I hadn't dated a best friend since high school, and I vividly remember the agonizing pain and loneliness that came with his departure, so I made it a point never to dabble down that road again. It's better that way.

And he didn't feel that way about me anyway. How could he? He never made a move or gave me any indication he had feelings for me... at least not in the way I'd watched him pursue girls he was actually interested in over the years.

Call it denial, call it fear, but I continued on my path of dating and just pushed my feelings to the side.

I was the happiest I'd ever been with a guy in a long time.

Much to my dismay, one night, opportunity came in the oddest of forms, and we hooked up (not sexually).

Details aside, it was one of the few moments that felt completely right for me. It felt natural, like a good pair of jeans that hug the tight spaces, but you don't have to wiggle or jump into. It felt honest.

I think, in that moment, I was the happiest I'd ever been with a guy in a long time.

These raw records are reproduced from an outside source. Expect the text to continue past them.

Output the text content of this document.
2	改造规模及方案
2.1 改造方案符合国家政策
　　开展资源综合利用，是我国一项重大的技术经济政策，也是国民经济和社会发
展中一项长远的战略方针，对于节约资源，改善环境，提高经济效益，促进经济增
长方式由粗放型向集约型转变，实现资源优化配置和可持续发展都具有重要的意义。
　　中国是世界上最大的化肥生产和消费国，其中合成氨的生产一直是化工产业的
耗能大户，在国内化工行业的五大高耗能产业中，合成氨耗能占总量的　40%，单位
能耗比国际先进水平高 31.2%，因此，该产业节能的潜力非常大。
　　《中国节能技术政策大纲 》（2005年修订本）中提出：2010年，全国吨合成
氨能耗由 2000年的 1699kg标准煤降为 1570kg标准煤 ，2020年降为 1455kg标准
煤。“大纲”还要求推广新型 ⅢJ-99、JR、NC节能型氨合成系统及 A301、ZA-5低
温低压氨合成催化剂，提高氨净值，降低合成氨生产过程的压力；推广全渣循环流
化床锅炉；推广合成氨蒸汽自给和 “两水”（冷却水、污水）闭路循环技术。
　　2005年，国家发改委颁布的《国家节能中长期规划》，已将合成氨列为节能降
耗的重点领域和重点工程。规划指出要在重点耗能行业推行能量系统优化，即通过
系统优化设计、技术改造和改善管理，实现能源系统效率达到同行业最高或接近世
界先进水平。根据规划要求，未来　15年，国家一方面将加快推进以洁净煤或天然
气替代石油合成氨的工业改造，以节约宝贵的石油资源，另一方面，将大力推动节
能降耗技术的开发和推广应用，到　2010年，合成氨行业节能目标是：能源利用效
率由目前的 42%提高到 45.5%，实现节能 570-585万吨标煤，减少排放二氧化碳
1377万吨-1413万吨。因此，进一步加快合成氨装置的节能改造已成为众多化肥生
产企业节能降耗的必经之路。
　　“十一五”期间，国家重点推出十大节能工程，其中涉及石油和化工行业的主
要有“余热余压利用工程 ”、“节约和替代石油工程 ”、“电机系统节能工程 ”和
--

I started rambling about feelings I'd had for years and so forth. I literally word-vomited because I was so overwhelmed by what had happened.

I didn't take into account how much he'd drank or that everything we had just done wasn't actually genuine. But he seemed sure in what he was saying, and I believed every word of it. I remember going to bed thinking 2017 was going to bring something fresh and exciting, but not scary because nothing was scary with him. He was always home to me.

However, when we chatted a few days later, he dismissed the night as a "one-night thing," and that was the end of it.

Because we'd been friends for years, I know what his drunken hookups looked like — meaningless moments exchanged with girls he never took seriously.

Having our experience reduced to that level was pretty much the lowest blow I could have taken. It wasn't that I couldn't take rejection, it was the dismissal of my feelings in the situation. I got no vote and no opinion. All I got was three words and a quick change to the next topic.

It was odd to have had this new, intimate experience with someone I'd had feelings for and to have it treated like an open-and-shut book. We hooked up. That was all. Nothing more to it.

And it's a harder pill to swallow when you have a billion things to say, when the person you know best hurt you, and you don't know how to tell them that.

It's even weirder trying to figure out how we will get back to what we were. How can I pretend it never happened? Will I be able to?

For the sake of my friendship, I suppose I'll have to, but luckily, I have enough confidence and love for myself to know I'm more than a "one-night thing."

Those three words will never define me, even though he used them to define our experience.